Quesito

Gentile Padre Angelo,
le lascio questa email sperando che mi risponda quando è libero.
Nel Rosario in inglese ci sono ancora le vecchie parole del Padre Nostro “don’t lead us into temptation”, cioè non indurci in tentazione. Anche in Chiesa ho notato che lo dice il prete con tutti i fedeli.
Nel Credo, dopo che il Cristo viene menzionato dopo la sofferenza sotto Ponzio Pilato, qui nel Rosario dicono “He descended into hell” che letteralmente può voler dire è disceso all’inferno come agli inferi.
Io sono un po’ ignorante in materia. Inferno ed inferi sono la stessa cosa? A me viene difficile dire che Cristo sia andato all’inferno, quindi cambio la preghiera in “He descended into the land of dead”, cioè “Discese nella terra dei morti”. Anche nel Padre Nostro, anziché dire “don’t lead us into temptation” dico “don’t abandon us in temptation”, cioè non abbandonarci alla tentazione.
Lei cosa dice a riguardo?
A chi mi devo rivolgere per farlo rettificare secondo i significati italiani?
Cordiali saluti.


Risposta del sacerdote

Carissimo,
1. il cambiamento della tradizione del Padre nostro non è stato normativo per tutta la Chiesa.
È stata la Conferenza episcopale italiana che ha voluto così.
La traduzione latina è rimasta intatta: et ne nos inducas in tentationem.
Gli inglesi non erano tenuti a cambiare la traduzione.
2. Nel Credo apostolico anche in italiano una volta si diceva: discese all’inferno.
Adesso invece si dice: discese agli inferi.
Le due parole: inferi e inferno non si identificano perfettamente, sebbene in passato venissero usate in maniera promiscua.
Ma è più esatta la dicitura: inferi.

3. Negli inferi c’erano tre stadi: il limbo, il purgatorio e l’inferno.
Gesù non scese tra i dannati dell’inferno.
Scese certamente nel limbo e qui liberò i giusti che attendevano la sua redenzione.
Probabilmente si è mostrato anche alle anime del Purgatorio, liberandone molte.
Ma non scese all’inferno.

4. Il Catechismo Romano del concilio di Trento commentando le parole: “discese all’inferno” scrive:
“Ma che cosa si intende qui con il termine inferno?
Inferno qui significa la sede in cui erano raccolte le anime di coloro che, morti prima di Cristo, non erano salite alla beatitudine celeste” (§ 68).

5. E prosegue: “Questa sede delle anime non era di un solo e medesimo genere.
C’era innanzitutto la prigione terribile e tenebrosa nella quale giacevano, immerse in un fuoco inestinguibile, le anime dei dannati insieme ai demoni.
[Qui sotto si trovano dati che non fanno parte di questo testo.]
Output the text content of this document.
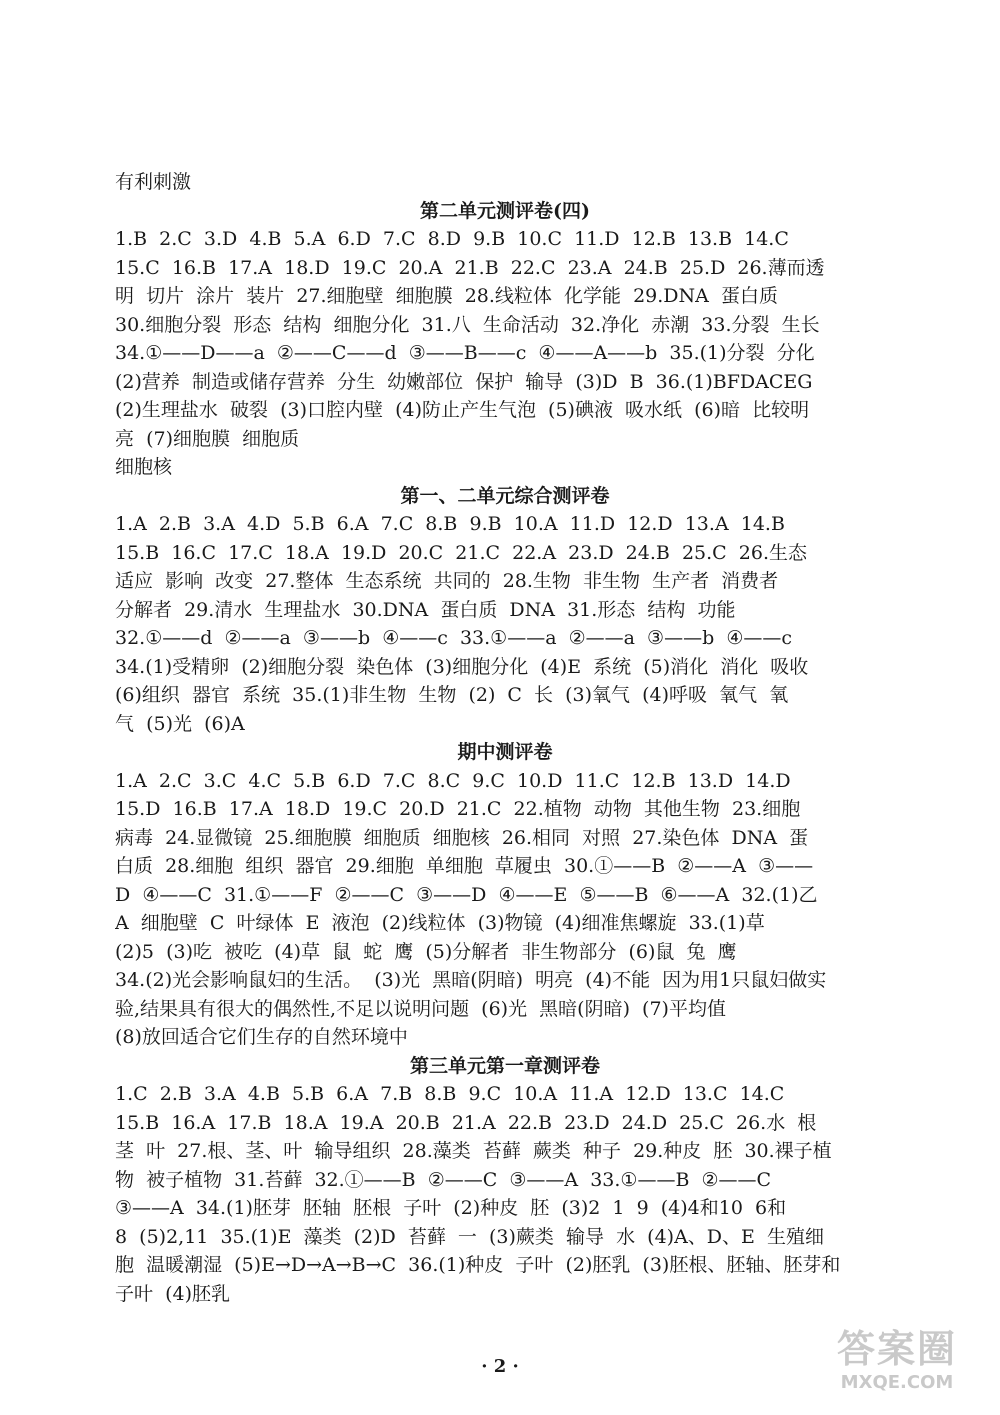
有利刺激
第二单元测评卷(四)
1.B  2.C  3.D  4.B  5.A  6.D  7.C  8.D  9.B  10.C  11.D  12.B  13.B  14.C
15.C  16.B  17.A  18.D  19.C  20.A  21.B  22.C  23.A  24.B  25.D  26.薄而透
明  切片  涂片  装片  27.细胞壁  细胞膜  28.线粒体  化学能  29.DNA  蛋白质
30.细胞分裂  形态  结构  细胞分化  31.八  生命活动  32.净化  赤潮  33.分裂  生长
34.①——D——a  ②——C——d  ③——B——c  ④——A——b  35.(1)分裂  分化
(2)营养  制造或储存营养  分生  幼嫩部位  保护  输导  (3)D  B  36.(1)BFDACEG
(2)生理盐水  破裂  (3)口腔内壁  (4)防止产生气泡  (5)碘液  吸水纸  (6)暗  比较明
亮  (7)细胞膜  细胞质
细胞核
第一、二单元综合测评卷
1.A  2.B  3.A  4.D  5.B  6.A  7.C  8.B  9.B  10.A  11.D  12.D  13.A  14.B
15.B  16.C  17.C  18.A  19.D  20.C  21.C  22.A  23.D  24.B  25.C  26.生态
适应  影响  改变  27.整体  生态系统  共同的  28.生物  非生物  生产者  消费者
分解者  29.清水  生理盐水  30.DNA  蛋白质  DNA  31.形态  结构  功能
32.①——d  ②——a  ③——b  ④——c  33.①——a  ②——a  ③——b  ④——c
34.(1)受精卵  (2)细胞分裂  染色体  (3)细胞分化  (4)E  系统  (5)消化  消化  吸收
(6)组织  器官  系统  35.(1)非生物  生物  (2)  C  长  (3)氧气  (4)呼吸  氧气  氧
气  (5)光  (6)A
期中测评卷
1.A  2.C  3.C  4.C  5.B  6.D  7.C  8.C  9.C  10.D  11.C  12.B  13.D  14.D
15.D  16.B  17.A  18.D  19.C  20.D  21.C  22.植物  动物  其他生物  23.细胞
病毒  24.显微镜  25.细胞膜  细胞质  细胞核  26.相同  对照  27.染色体  DNA  蛋
白质  28.细胞  组织  器官  29.细胞  单细胞  草履虫  30.①——B  ②——A  ③——
D  ④——C  31.①——F  ②——C  ③——D  ④——E  ⑤——B  ⑥——A  32.(1)乙
A  细胞壁  C  叶绿体  E  液泡  (2)线粒体  (3)物镜  (4)细准焦螺旋  33.(1)草
(2)5  (3)吃  被吃  (4)草  鼠  蛇  鹰  (5)分解者  非生物部分  (6)鼠  兔  鹰
34.(2)光会影响鼠妇的生活。  (3)光  黑暗(阴暗)  明亮  (4)不能  因为用1只鼠妇做实
验,结果具有很大的偶然性,不足以说明问题  (6)光  黑暗(阴暗)  (7)平均值
(8)放回适合它们生存的自然环境中
第三单元第一章测评卷
1.C  2.B  3.A  4.B  5.B  6.A  7.B  8.B  9.C  10.A  11.A  12.D  13.C  14.C
15.B  16.A  17.B  18.A  19.A  20.B  21.A  22.B  23.D  24.D  25.C  26.水  根
茎  叶  27.根、茎、叶  输导组织  28.藻类  苔藓  蕨类  种子  29.种皮  胚  30.裸子植
物  被子植物  31.苔藓  32.①——B  ②——C  ③——A  33.①——B  ②——C
③——A  34.(1)胚芽  胚轴  胚根  子叶  (2)种皮  胚  (3)2  1  9  (4)4和10  6和
8  (5)2,11  35.(1)E  藻类  (2)D  苔藓  一  (3)蕨类  输导  水  (4)A、D、E  生殖细
胞  温暖潮湿  (5)E→D→A→B→C  36.(1)种皮  子叶  (2)胚乳  (3)胚根、胚轴、胚芽和
子叶  (4)胚乳
· 2 ·	答案圈
MXQE.COM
In questo senso si diceva pure Geenna o abisso o inferno propriamente detto.
In secondo luogo, vi era la sede del fuoco purificatore dove, soffrendo per un determinato periodo, le anime dei giusti subivano la dovuta espiazione prima di salire alla patria beata, da cui è esclusa ogni ombra di colpa. I Concili proclamano che questa dottrina è contenuta nella Scrittura come nella Tradizione apostolica.
In terzo luogo, vi era la sede che ospitava le anime dei santi in attesa della venuta di Cristo; un’attesa serena, immune da ogni pena e alimentata dalla beatificante speranza della redenzione” (§ 69).
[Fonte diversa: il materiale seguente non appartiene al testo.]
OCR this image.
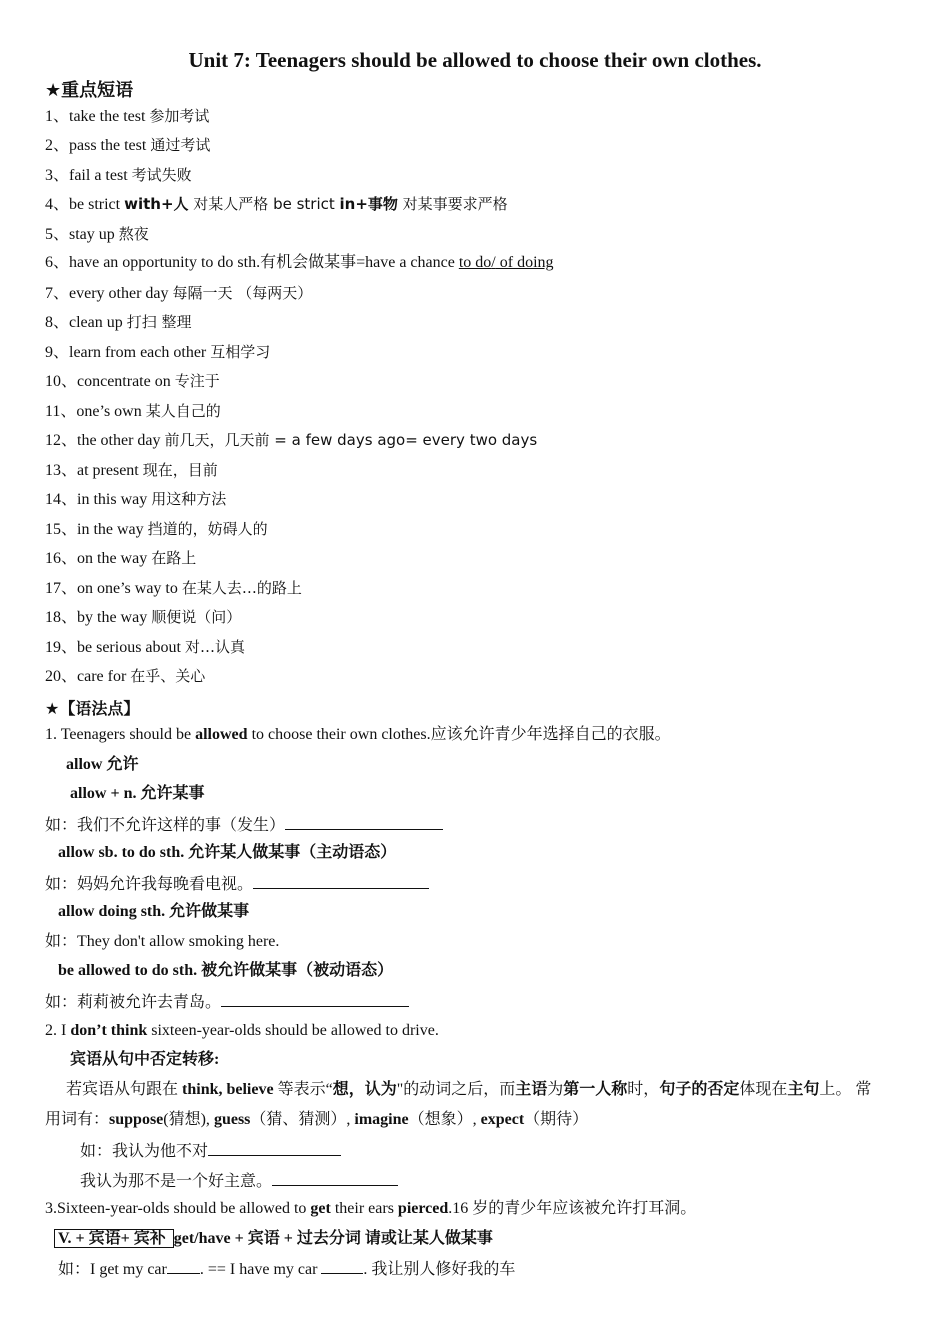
Unit 7: Teenagers should be allowed to choose their own clothes.
★重点短语
1、take the test 参加考试
2、pass the test 通过考试
3、fail a test 考试失败
4、be strict with+人 对某人严格 be strict in+事物 对某事要求严格
5、stay up 熬夜
6、have an opportunity to do sth.有机会做某事=have a chance to do/ of doing
7、every other day 每隔一天 （每两天）
8、clean up 打扫 整理
9、learn from each other 互相学习
10、concentrate on 专注于
11、one’s own 某人自己的
12、the other day 前几天，几天前 = a few days ago= every two days
13、at present 现在，目前
14、in this way 用这种方法
15、in the way 挡道的，妨碍人的
16、on the way 在路上
17、on one’s way to 在某人去…的路上
18、by the way 顺便说（问）
19、be serious about 对…认真
20、care for 在乎、关心
★【语法点】
1. Teenagers should be allowed to choose their own clothes.应该允许青少年选择自己的衣服。
allow 允许
allow + n. 允许某事
如：我们不允许这样的事（发生）
allow sb. to do sth. 允许某人做某事（主动语态）
如：妈妈允许我每晚看电视。
allow doing sth. 允许做某事
如：They don't allow smoking here.
be allowed to do sth. 被允许做某事（被动语态）
如：莉莉被允许去青岛。
2. I don’t think sixteen-year-olds should be allowed to drive.
宾语从句中否定转移:
若宾语从句跟在 think, believe 等表示“想，认为"的动词之后，而主语为第一人称时，句子的否定体现在主句上。 常
用词有：suppose(猜想), guess（猜、猜测）, imagine（想象）, expect（期待）
如：我认为他不对
我认为那不是一个好主意。
3.Sixteen-year-olds should be allowed to get their ears pierced.16 岁的青少年应该被允许打耳洞。
V. + 宾语+ 宾补 get/have + 宾语 + 过去分词 请或让某人做某事
如：I get my car . == I have my car	. 我让别人修好我的车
6. “Furono appunto le anime di questi giusti in attesa del Cristo ad essere liberate da Gesù disceso all’inferno.
Né questa discesa va intesa nel senso che Gesù vi abbia fatto giungere solo la sua potenza o la sua efficacia liberatrice e non invece realmente la sua anima.
La fede ci impone di ritenere che Cristo è disceso effettivamente con la sua anima e con la sua presenza all’inferno.
La Scrittura lo afferma esplicitamente nella profezia di Davide: “Non abbandonerai la mia anima nel sepolcro” (Sal 15,10)” (§ 70).
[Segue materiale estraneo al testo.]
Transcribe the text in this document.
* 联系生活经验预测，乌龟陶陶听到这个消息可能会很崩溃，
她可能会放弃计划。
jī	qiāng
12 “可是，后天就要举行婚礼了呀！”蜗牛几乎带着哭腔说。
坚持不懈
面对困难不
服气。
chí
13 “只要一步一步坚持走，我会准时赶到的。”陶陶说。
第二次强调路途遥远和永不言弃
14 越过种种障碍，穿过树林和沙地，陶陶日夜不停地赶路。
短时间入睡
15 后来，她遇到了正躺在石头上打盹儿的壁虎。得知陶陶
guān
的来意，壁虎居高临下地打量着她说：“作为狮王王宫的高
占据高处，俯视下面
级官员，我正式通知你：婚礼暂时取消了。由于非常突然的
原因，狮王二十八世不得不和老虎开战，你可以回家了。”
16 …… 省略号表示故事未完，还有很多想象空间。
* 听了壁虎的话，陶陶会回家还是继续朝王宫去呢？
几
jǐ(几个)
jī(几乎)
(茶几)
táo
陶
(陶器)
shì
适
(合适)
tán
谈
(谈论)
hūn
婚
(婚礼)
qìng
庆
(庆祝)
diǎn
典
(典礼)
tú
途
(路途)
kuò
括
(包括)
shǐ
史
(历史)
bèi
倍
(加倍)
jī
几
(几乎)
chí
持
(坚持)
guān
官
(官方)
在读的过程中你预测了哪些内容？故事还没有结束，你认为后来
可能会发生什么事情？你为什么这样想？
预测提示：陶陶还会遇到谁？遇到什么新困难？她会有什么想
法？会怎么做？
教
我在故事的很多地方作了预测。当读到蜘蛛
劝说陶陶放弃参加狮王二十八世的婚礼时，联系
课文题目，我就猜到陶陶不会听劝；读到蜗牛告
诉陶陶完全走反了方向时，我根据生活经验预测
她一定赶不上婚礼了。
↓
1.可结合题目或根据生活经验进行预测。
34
7. “Frutto della discesa al limbo fu la liberazione delle anime dei giusti dal carcere – dove il demonio li teneva come sua preda – per condurli con sé in cielo. Cristo operò questo prodigio in modo mirabilmente glorioso.
Egli apparve sfolgorante alle anime dei prigionieri, le inondò di una luce splendente e le riempì al tempo stesso di un immenso gaudio; soprattutto elargì a esse la più sublime delle beatitudini conferendo loro la visione di Dio. Fu così adempiuta la promessa fatta sulla croce al buon ladrone: “In verità ti dico, oggi sarai con me in Paradiso” (Lc 23,43)” (§ 71).
Con l’augurio di ogni bene, ti benedico e ti ricordo nella preghiera.